To make a connection to an OAI interface, you need to import the Sickle object:
>>> from sickle import Sickle
Next, you can initialize the connection by passing it the basic URL. In our example, we use the OAI interface of the ELIS repository:
>>> sickle = Sickle('http://elis.da.ulcc.ac.uk/cgi/oai2')
Sickle provides methods for each of the six OAI verbs (ListRecords, GetRecord, Idenitfy, ListSets, ListMetadataFormats, ListIdentifiers). Start with a ListRecords request:
>>> records = sickle.ListRecords(metadataPrefix='oai_dc')
Note that all keyword arguments you provide to this function are passed to the OAI interface as HTTP parameters. Therefore the example request would send the parameters verb=ListRecords&metadataPrefix=oai_dc
. We can add additional parameters, like, for example, an OAI set
:
>>> records = sickle.ListRecords(metadataPrefix='oai_dc', set='driver')
Since most OAI verbs yield more than one element, their respective Sickle methods return iterator objects which can be used to iterate over the records of a repository:
>>> records = sickle.ListRecords(metadataPrefix='oai_dc')
>>> records.next()
<Record oai:eprints.rclis.org:4088>
Note that this works with all verbs that return more than one element. These are: ~sickle.app.Sickle.ListRecords
, ~sickle.app.Sickle.ListIdentifiers
, ~sickle.app.Sickle.ListSets
, and ~sickle.app.Sickle.ListMetadataFormats
.
The following example shows how to iterate over the headers returned by ListIdentifiers
:
>>> headers = sickle.ListIdentifiers(metadataPrefix='oai_dc')
>>> headers.next()
<Header oai:eprints.rclis.org:4088>
Iterating over the the sets returned by ListSets
works similarly:
>>> sets = sickle.ListSets()
>>> sets.next()
<Set Status = In Press>
If you need to perform selective harvesting by date using the from
parameter, you may face the problem that from
is a reserved word in Python:
>>> records = sickle.ListRecords(metadataPrefix='oai_dc', from="2012-12-12")
File "<stdin>", line 1
records = sickle.ListRecords(metadataPrefix='oai_dc', from="2012-12-12")
^
SyntaxError: invalid syntax
Fortunately, you can circumvent this problem by using a dictionary together with the **
operator:
>>> records = sickle.ListRecords(
... **{'metadataPrefix': 'oai_dc',
... 'from': '2012-12-12'
... })
OAI-PMH allows you to get a single record by using the GetRecord
verb:
>>> sickle.GetRecord(identifier='oai:eprints.rclis.org:4088',
... metadataPrefix='oai_dc')
<Record oai:eprints.rclis.org:4088>
Sickle supports two harvesting modes that differ in the type of the returned objects. The default mode returns OAI-specific items (records, headers etc.) encoded as Python objects as seen earlier. If you want to save the whole XML response returned by the server, you have to pass the sickle.iterator.OAIResponseIterator
during the instantiation of the ~sickle.app.Sickle
object:
>>> sickle = Sickle('http://elis.da.ulcc.ac.uk/cgi/oai2', iterator=OAIResponseIterator)

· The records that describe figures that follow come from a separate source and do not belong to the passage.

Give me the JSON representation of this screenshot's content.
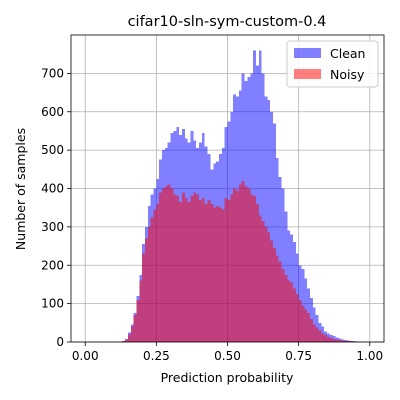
{
  "chart_data": {
    "type": "bar",
    "title": "cifar10-sln-sym-custom-0.4",
    "xlabel": "Prediction probability",
    "ylabel": "Number of samples",
    "xlim": [
      -0.05,
      1.05
    ],
    "ylim": [
      0,
      800
    ],
    "xticks": [
      "0.00",
      "0.25",
      "0.50",
      "0.75",
      "1.00"
    ],
    "yticks": [
      "0",
      "100",
      "200",
      "300",
      "400",
      "500",
      "600",
      "700"
    ],
    "grid": true,
    "legend_position": "top-right",
    "bins": {
      "start": 0.0,
      "width": 0.01,
      "count": 100
    },
    "series": [
      {
        "name": "Clean",
        "color": "#0000ff",
        "alpha": 0.5,
        "values": [
          0,
          0,
          0,
          0,
          0,
          0,
          0,
          0,
          0,
          0,
          0,
          0,
          0,
          3,
          8,
          25,
          45,
          75,
          120,
          175,
          255,
          300,
          355,
          385,
          400,
          425,
          475,
          500,
          505,
          520,
          545,
          550,
          560,
          540,
          555,
          530,
          520,
          550,
          525,
          505,
          520,
          545,
          510,
          490,
          450,
          465,
          470,
          490,
          505,
          560,
          575,
          600,
          645,
          640,
          655,
          700,
          680,
          690,
          700,
          760,
          720,
          760,
          700,
          640,
          630,
          600,
          570,
          480,
          430,
          400,
          340,
          290,
          280,
          260,
          230,
          200,
          190,
          165,
          140,
          115,
          90,
          70,
          50,
          40,
          28,
          22,
          18,
          15,
          12,
          9,
          7,
          5,
          4,
          3,
          2,
          1,
          1,
          0,
          0,
          0
        ]
      },
      {
        "name": "Noisy",
        "color": "#ff0000",
        "alpha": 0.5,
        "values": [
          0,
          0,
          0,
          0,
          0,
          0,
          0,
          0,
          0,
          0,
          0,
          0,
          0,
          3,
          6,
          20,
          40,
          70,
          110,
          160,
          230,
          270,
          300,
          325,
          345,
          360,
          390,
          400,
          405,
          410,
          400,
          385,
          380,
          365,
          390,
          375,
          365,
          380,
          390,
          385,
          370,
          375,
          360,
          370,
          360,
          350,
          355,
          350,
          345,
          375,
          370,
          385,
          400,
          395,
          410,
          420,
          405,
          400,
          385,
          380,
          360,
          330,
          315,
          300,
          285,
          265,
          245,
          225,
          210,
          190,
          175,
          160,
          155,
          140,
          125,
          110,
          95,
          85,
          75,
          60,
          45,
          38,
          30,
          22,
          18,
          13,
          10,
          8,
          6,
          5,
          4,
          3,
          2,
          2,
          1,
          1,
          0,
          0,
          0,
          0
        ]
      }
    ]
  }
}
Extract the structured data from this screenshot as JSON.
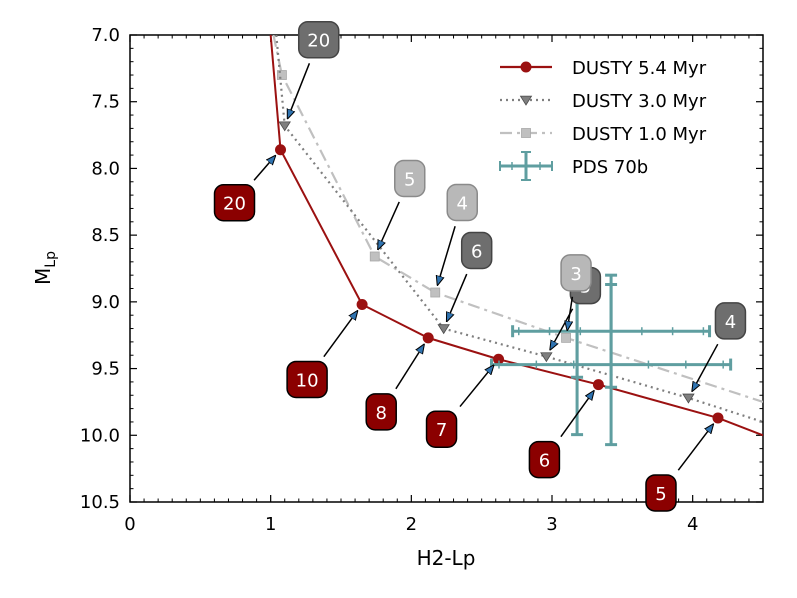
{
  "chart_data": {
    "type": "line",
    "xlabel": "H2-Lp",
    "ylabel_main": "M",
    "ylabel_sub": "Lp",
    "xlim": [
      0,
      4.5
    ],
    "ylim": [
      10.5,
      7.0
    ],
    "y_inverted": true,
    "x_ticks": [
      0,
      1,
      2,
      3,
      4
    ],
    "x_tick_labels": [
      "0",
      "1",
      "2",
      "3",
      "4"
    ],
    "y_ticks": [
      7.0,
      7.5,
      8.0,
      8.5,
      9.0,
      9.5,
      10.0,
      10.5
    ],
    "y_tick_labels": [
      "7.0",
      "7.5",
      "8.0",
      "8.5",
      "9.0",
      "9.5",
      "10.0",
      "10.5"
    ],
    "grid": false,
    "legend_position": "top-right",
    "series": [
      {
        "name": "DUSTY 5.4 Myr",
        "color": "#9b1111",
        "style": "solid",
        "marker": "circle",
        "line_x": [
          1.0,
          1.07,
          1.65,
          2.12,
          2.62,
          3.33,
          4.18,
          4.5
        ],
        "line_y": [
          7.0,
          7.86,
          9.02,
          9.27,
          9.43,
          9.62,
          9.87,
          10.0
        ],
        "points_x": [
          1.07,
          1.65,
          2.12,
          2.62,
          3.33,
          4.18
        ],
        "points_y": [
          7.86,
          9.02,
          9.27,
          9.43,
          9.62,
          9.87
        ]
      },
      {
        "name": "DUSTY 3.0 Myr",
        "color": "#7f7f7f",
        "style": "dotted",
        "marker": "triangle-down",
        "line_x": [
          1.04,
          1.1,
          2.23,
          2.96,
          3.97,
          4.5
        ],
        "line_y": [
          7.0,
          7.68,
          9.2,
          9.41,
          9.72,
          9.9
        ],
        "points_x": [
          1.1,
          2.23,
          2.96,
          3.97
        ],
        "points_y": [
          7.68,
          9.2,
          9.41,
          9.72
        ]
      },
      {
        "name": "DUSTY 1.0 Myr",
        "color": "#c0c0c0",
        "style": "dashdot",
        "marker": "square",
        "line_x": [
          1.02,
          1.08,
          1.74,
          2.17,
          3.1,
          4.5
        ],
        "line_y": [
          7.0,
          7.3,
          8.66,
          8.93,
          9.27,
          9.75
        ],
        "points_x": [
          1.08,
          1.74,
          2.17,
          3.1
        ],
        "points_y": [
          7.3,
          8.66,
          8.93,
          9.27
        ]
      },
      {
        "name": "PDS 70b",
        "color": "#5f9ea0",
        "type": "errorbar",
        "points": [
          {
            "x": 3.42,
            "y": 9.47,
            "xerr": 0.85,
            "yerr": 0.6
          },
          {
            "x": 3.42,
            "y": 9.22,
            "xerr": 0.7,
            "yerr": 0.42
          }
        ]
      }
    ],
    "annotations": [
      {
        "text": "20",
        "theme": "red",
        "target_x": 1.07,
        "target_y": 7.86
      },
      {
        "text": "10",
        "theme": "red",
        "target_x": 1.65,
        "target_y": 9.02
      },
      {
        "text": "8",
        "theme": "red",
        "target_x": 2.12,
        "target_y": 9.27
      },
      {
        "text": "7",
        "theme": "red",
        "target_x": 2.62,
        "target_y": 9.43
      },
      {
        "text": "6",
        "theme": "red",
        "target_x": 3.33,
        "target_y": 9.62
      },
      {
        "text": "5",
        "theme": "red",
        "target_x": 4.18,
        "target_y": 9.87
      },
      {
        "text": "20",
        "theme": "dark",
        "target_x": 1.1,
        "target_y": 7.68
      },
      {
        "text": "6",
        "theme": "dark",
        "target_x": 2.23,
        "target_y": 9.2
      },
      {
        "text": "5",
        "theme": "dark",
        "target_x": 2.96,
        "target_y": 9.41
      },
      {
        "text": "4",
        "theme": "dark",
        "target_x": 3.97,
        "target_y": 9.72
      },
      {
        "text": "5",
        "theme": "light",
        "target_x": 1.74,
        "target_y": 8.66
      },
      {
        "text": "4",
        "theme": "light",
        "target_x": 2.17,
        "target_y": 8.93
      },
      {
        "text": "3",
        "theme": "light",
        "target_x": 3.1,
        "target_y": 9.27
      }
    ],
    "colors": {
      "red_box": "#8b0000",
      "dark_box": "#6e6e6e",
      "light_box": "#b8b8b8",
      "arrow_fill": "#2f73b0"
    }
  }
}
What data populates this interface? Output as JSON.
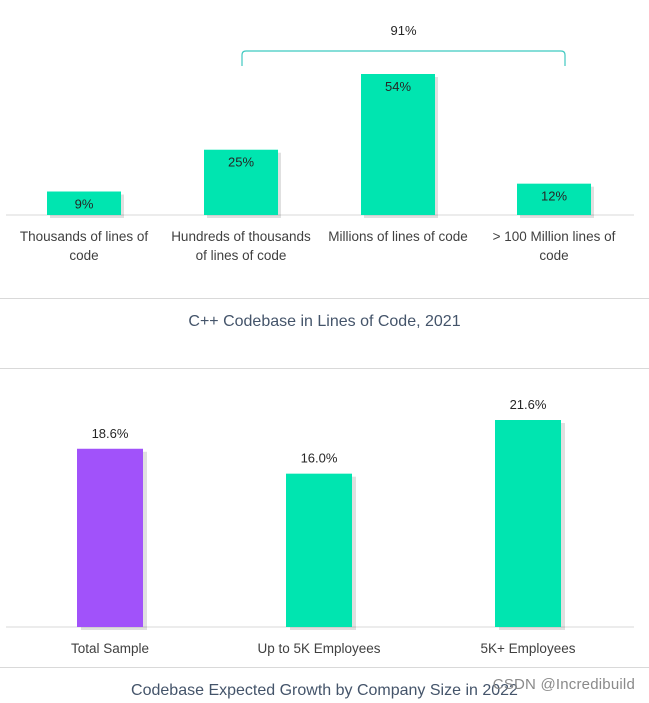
{
  "colors": {
    "teal": "#00E5B0",
    "purple": "#A152FA",
    "axis": "#d9d9d9",
    "text": "#262626",
    "title": "#44546a",
    "bracket": "#3fc9c0"
  },
  "chart_data": [
    {
      "type": "bar",
      "title": "C++ Codebase in Lines of Code, 2021",
      "categories": [
        [
          "Thousands of lines of",
          "code"
        ],
        [
          "Hundreds of thousands",
          "of lines of code"
        ],
        [
          "Millions of lines of code"
        ],
        [
          "> 100 Million lines of",
          "code"
        ]
      ],
      "values": [
        9,
        25,
        54,
        12
      ],
      "value_labels": [
        "9%",
        "25%",
        "54%",
        "12%"
      ],
      "label_position": "inside-top",
      "ylim": [
        0,
        54
      ],
      "annotation": {
        "text": "91%",
        "span": [
          1,
          3
        ]
      }
    },
    {
      "type": "bar",
      "title": "Codebase Expected Growth by Company Size in 2022",
      "categories": [
        [
          "Total Sample"
        ],
        [
          "Up to 5K Employees"
        ],
        [
          "5K+ Employees"
        ]
      ],
      "values": [
        18.6,
        16.0,
        21.6
      ],
      "value_labels": [
        "18.6%",
        "16.0%",
        "21.6%"
      ],
      "label_position": "above",
      "ylim": [
        0,
        21.6
      ],
      "highlight_index": 0
    }
  ],
  "watermark": "CSDN @Incredibuild"
}
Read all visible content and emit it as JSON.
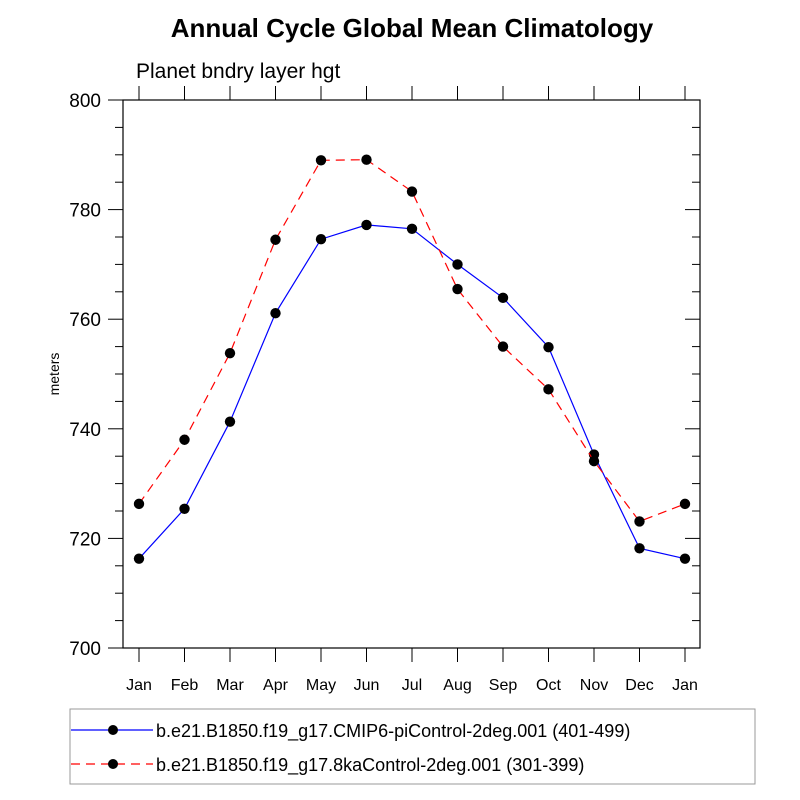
{
  "chart_data": {
    "type": "line",
    "title": "Annual Cycle Global Mean Climatology",
    "subtitle": "Planet bndry layer hgt",
    "xlabel": "",
    "ylabel": "meters",
    "categories": [
      "Jan",
      "Feb",
      "Mar",
      "Apr",
      "May",
      "Jun",
      "Jul",
      "Aug",
      "Sep",
      "Oct",
      "Nov",
      "Dec",
      "Jan"
    ],
    "ylim": [
      700,
      800
    ],
    "yticks": [
      700,
      720,
      740,
      760,
      780,
      800
    ],
    "y_minor_step": 5,
    "grid": false,
    "legend_position": "bottom",
    "series": [
      {
        "name": "b.e21.B1850.f19_g17.CMIP6-piControl-2deg.001 (401-499)",
        "color": "#0000ff",
        "style": "solid",
        "marker": "filled-circle",
        "values": [
          716.3,
          725.4,
          741.3,
          761.1,
          774.6,
          777.2,
          776.5,
          770.0,
          763.9,
          754.9,
          735.3,
          718.2,
          716.3
        ]
      },
      {
        "name": "b.e21.B1850.f19_g17.8kaControl-2deg.001 (301-399)",
        "color": "#ff0000",
        "style": "dashed",
        "marker": "filled-circle",
        "values": [
          726.3,
          738.0,
          753.8,
          774.5,
          789.0,
          789.1,
          783.3,
          765.5,
          755.0,
          747.2,
          734.1,
          723.1,
          726.3
        ]
      }
    ]
  }
}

>>> responses = Sickle.ListRecords(metadataPrefix='oai_dc')
>>> responses.next()
<OAIResponse ListRecords>
You could then save the returned responses to disk:
>>> with open('response.xml', 'w') as fp:
... fp.write(responses.next().raw.encode('utf8'))
The ~sickle.app.Sickle.ListRecords
and ~sickle.app.Sickle.ListIdentifiers
methods accept an optional parameter ignore_deleted
. If set to True
, the returned ~sickle.iterator.OAIItemIterator
will skip deleted records/headers:
>>> records = sickle.ListRecords(metadataPrefix='oai_dc', ignore_deleted=True)
Note
This works only using the sickle.iterator.OAIItemIterator
. If you use the sickle.iterator.OAIResponseIterator
, the resulting OAI responses will still contain the deleted records.